The following shows how to specify the number of threads for the solver.

[3]:

# create response vector
y = X[:, -1] * np.random.normal(0, 1) + np.random.normal(0, 1, n)
state = ad.grpnet(
    X=X,
    glm=ad.glm.gaussian(y=y),
    n_threads=n_threads,
)

 46%|█████     | 46/100 [00:00:00<00:00:00, 1339.68it/s] [dev:90.6%]

Common Number of Threads#

One pitfall is to specify a different number of threads (greater than 1) within different sections of the algorithm. OpenMP incurs a lot of cost for switching the number of threads (at least on some machines), so we advise users to only specify two possible numbers at all times: 1 or n_threads where n_threads is some user-specified number. For example, we advise against

[4]:

%%time
X_wrap = ad.matrix.dense(X, method="naive", n_threads=2)
state = ad.grpnet(
    X=X_wrap,
    glm=ad.glm.gaussian(y=y),
    n_threads=4,
)

 46%|█████     | 46/100 [00:00:00<00:00:00, 72.68it/s] [dev:90.6%]

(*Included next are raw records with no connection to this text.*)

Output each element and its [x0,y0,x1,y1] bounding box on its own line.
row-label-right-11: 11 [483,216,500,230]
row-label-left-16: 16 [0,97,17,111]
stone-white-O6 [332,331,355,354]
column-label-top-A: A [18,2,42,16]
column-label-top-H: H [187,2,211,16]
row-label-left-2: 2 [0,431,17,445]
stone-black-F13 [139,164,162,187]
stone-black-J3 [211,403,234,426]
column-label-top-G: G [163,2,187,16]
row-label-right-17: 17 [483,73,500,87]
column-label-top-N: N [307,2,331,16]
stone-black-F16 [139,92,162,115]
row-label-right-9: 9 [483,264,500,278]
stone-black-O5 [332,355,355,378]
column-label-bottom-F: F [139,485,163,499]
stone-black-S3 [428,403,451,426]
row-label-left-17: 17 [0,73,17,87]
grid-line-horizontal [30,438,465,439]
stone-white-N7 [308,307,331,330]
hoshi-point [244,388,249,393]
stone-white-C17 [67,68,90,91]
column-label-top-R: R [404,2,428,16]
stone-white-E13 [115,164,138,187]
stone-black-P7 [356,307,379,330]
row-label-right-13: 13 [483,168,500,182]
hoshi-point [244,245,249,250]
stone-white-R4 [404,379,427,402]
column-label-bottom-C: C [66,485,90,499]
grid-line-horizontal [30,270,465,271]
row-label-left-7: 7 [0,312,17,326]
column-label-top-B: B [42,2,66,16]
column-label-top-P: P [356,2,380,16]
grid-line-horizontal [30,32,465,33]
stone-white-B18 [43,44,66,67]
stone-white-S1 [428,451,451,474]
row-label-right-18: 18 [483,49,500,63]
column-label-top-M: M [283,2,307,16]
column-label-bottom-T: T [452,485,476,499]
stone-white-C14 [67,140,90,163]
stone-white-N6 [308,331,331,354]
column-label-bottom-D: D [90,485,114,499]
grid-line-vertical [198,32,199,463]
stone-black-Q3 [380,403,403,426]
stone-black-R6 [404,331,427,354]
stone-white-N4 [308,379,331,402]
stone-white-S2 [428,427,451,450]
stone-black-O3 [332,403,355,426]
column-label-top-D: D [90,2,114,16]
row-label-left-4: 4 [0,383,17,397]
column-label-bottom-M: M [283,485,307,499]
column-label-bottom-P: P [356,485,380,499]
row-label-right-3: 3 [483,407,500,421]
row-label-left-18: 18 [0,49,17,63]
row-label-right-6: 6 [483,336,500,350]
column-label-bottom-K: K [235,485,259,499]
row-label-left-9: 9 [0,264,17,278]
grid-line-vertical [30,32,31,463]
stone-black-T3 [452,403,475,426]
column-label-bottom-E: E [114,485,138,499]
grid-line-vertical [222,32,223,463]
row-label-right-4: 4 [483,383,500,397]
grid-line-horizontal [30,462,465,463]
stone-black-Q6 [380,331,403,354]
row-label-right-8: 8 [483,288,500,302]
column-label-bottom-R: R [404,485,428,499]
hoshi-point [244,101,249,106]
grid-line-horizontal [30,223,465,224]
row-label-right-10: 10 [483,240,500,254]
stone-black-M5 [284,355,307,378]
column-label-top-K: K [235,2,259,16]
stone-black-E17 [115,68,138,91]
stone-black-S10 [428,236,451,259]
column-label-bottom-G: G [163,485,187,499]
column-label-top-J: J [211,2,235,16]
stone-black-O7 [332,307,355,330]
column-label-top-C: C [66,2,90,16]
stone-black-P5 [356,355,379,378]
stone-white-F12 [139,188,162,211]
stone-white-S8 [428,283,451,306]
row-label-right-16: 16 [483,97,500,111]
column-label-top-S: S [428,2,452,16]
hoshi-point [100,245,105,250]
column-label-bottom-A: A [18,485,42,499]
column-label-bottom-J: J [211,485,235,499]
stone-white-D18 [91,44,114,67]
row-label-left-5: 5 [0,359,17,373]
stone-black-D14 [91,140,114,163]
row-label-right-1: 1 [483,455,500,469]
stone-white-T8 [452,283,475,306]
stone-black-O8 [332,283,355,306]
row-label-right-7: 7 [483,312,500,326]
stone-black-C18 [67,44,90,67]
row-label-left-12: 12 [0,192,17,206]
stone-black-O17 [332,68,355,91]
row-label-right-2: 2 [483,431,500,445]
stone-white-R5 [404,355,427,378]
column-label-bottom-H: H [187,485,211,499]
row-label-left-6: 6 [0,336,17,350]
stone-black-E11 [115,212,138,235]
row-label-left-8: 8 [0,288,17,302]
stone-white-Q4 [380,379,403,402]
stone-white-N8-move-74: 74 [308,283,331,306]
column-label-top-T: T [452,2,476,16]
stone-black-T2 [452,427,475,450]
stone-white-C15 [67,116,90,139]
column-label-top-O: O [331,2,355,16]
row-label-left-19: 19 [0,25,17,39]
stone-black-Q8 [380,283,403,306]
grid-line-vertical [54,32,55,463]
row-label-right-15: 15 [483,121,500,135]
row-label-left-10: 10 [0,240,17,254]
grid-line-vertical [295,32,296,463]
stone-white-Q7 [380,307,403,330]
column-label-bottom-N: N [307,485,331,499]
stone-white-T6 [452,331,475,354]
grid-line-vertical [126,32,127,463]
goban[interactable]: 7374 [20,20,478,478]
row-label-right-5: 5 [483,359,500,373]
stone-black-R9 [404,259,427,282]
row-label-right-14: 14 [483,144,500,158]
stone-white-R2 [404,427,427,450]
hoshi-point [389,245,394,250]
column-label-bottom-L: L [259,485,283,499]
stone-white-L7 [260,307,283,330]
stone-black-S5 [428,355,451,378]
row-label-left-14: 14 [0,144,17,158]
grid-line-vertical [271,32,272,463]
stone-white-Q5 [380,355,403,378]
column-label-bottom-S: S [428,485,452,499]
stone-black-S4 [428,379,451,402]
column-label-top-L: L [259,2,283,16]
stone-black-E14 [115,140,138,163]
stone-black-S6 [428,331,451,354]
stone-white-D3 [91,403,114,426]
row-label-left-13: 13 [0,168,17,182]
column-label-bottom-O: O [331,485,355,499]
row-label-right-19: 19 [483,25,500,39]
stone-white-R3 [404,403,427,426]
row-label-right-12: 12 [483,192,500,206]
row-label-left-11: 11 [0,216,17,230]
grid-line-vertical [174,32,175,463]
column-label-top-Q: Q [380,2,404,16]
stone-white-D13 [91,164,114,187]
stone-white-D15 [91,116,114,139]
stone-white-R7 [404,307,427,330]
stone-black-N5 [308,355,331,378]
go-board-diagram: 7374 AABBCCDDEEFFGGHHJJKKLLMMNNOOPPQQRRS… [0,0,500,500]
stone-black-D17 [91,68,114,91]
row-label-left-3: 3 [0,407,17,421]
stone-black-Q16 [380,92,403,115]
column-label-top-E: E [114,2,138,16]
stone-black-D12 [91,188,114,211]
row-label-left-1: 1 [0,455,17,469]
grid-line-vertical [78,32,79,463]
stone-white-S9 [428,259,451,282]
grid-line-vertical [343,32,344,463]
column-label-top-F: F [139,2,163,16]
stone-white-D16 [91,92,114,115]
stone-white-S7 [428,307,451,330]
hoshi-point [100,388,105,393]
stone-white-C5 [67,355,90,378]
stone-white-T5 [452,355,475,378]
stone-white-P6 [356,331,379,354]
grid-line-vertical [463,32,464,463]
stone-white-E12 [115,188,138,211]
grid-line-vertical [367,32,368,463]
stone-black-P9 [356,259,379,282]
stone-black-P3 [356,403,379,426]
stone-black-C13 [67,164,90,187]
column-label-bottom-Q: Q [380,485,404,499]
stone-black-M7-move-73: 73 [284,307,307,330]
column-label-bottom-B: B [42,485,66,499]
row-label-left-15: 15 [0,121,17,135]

CPU times: user 927 ms, sys: 344 ms, total: 1.27 s
Wall time: 636 ms

Instead, we advise for the following cases:

[5]:

%%time
X_wrap = ad.matrix.dense(X, method="naive", n_threads=1)
state = ad.grpnet(
    X=X_wrap,
    glm=ad.glm.gaussian(y=y),
    n_threads=4,
)

 46%|█████     | 46/100 [00:00:00<00:00:00, 1442.81it/s] [dev:90.6%]

CPU times: user 99.3 ms, sys: 11.3 ms, total: 111 ms
Wall time: 35.8 ms

[6]:

%%time
X_wrap = ad.matrix.dense(X, method="naive", n_threads=4)
state = ad.grpnet(
    X=X_wrap,
    glm=ad.glm.gaussian(y=y),
    n_threads=1,
)

 46%|█████     | 46/100 [00:00:00<00:00:00, 1544.51it/s] [dev:90.6%]

CPU times: user 92.8 ms, sys: 6.47 ms, total: 99.3 ms
Wall time: 32.3 ms

[7]:

%%time
X_wrap = ad.matrix.dense(X, method="naive", n_threads=4)
state = ad.grpnet(
    X=X_wrap,
    glm=ad.glm.gaussian(y=y),
    n_threads=4,
)

 46%|█████     | 46/100 [00:00:00<00:00:00, 1219.56it/s] [dev:90.6%]

CPU times: user 132 ms, sys: 9.6 ms, total: 142 ms
Wall time: 40.1 ms

We clearly see about 20x speedup by keeping the number of threads consistent throughout the algorithm!

Optimal Number of Threads#

There is a question of the optimal number of threads to use. This is completely application and hardware dependent and cannot be answered universally. Our only advice is to experiment with the number of threads (while following the rest of the tips). Our experience shows that most of the time, i.e. with small to moderately sized data, single-threaded runs are actually the fastest because the OpenMP thread management cost dominates. We only recommend increasing the number of threads for large data. Even then, you may experience negligible improvements since multithreading is oftentimes bottlenecked by memory bandwidth. So machines with more NUMA nodes, larger RAM, or faster RAM access (e.g. large machines in a cluster) will reap more benefits from parallelism.

Thread Safety#

We do not assume that class member functions are thread safe!

This means that calling .bmul() for a matrix class or .gradient() for a GLM class, for example, in a parallel fashion is undefined behavior. This is worth mentioning for those who wish to interact with the matrix and GLM classes beyond the simple use-case of passing into the solver. It is guaranteed that the solver will not invoke such member functions in a parallel fashion. This was done mostly out of simplicity, assuming that the primary use-case is to pass to the solver. Many of the provided classes internally contain buffers that are used to accelerate computations of the member functions to minimize on-the-fly allocation costs. It would take considerable amount of extra work to make this thread safe.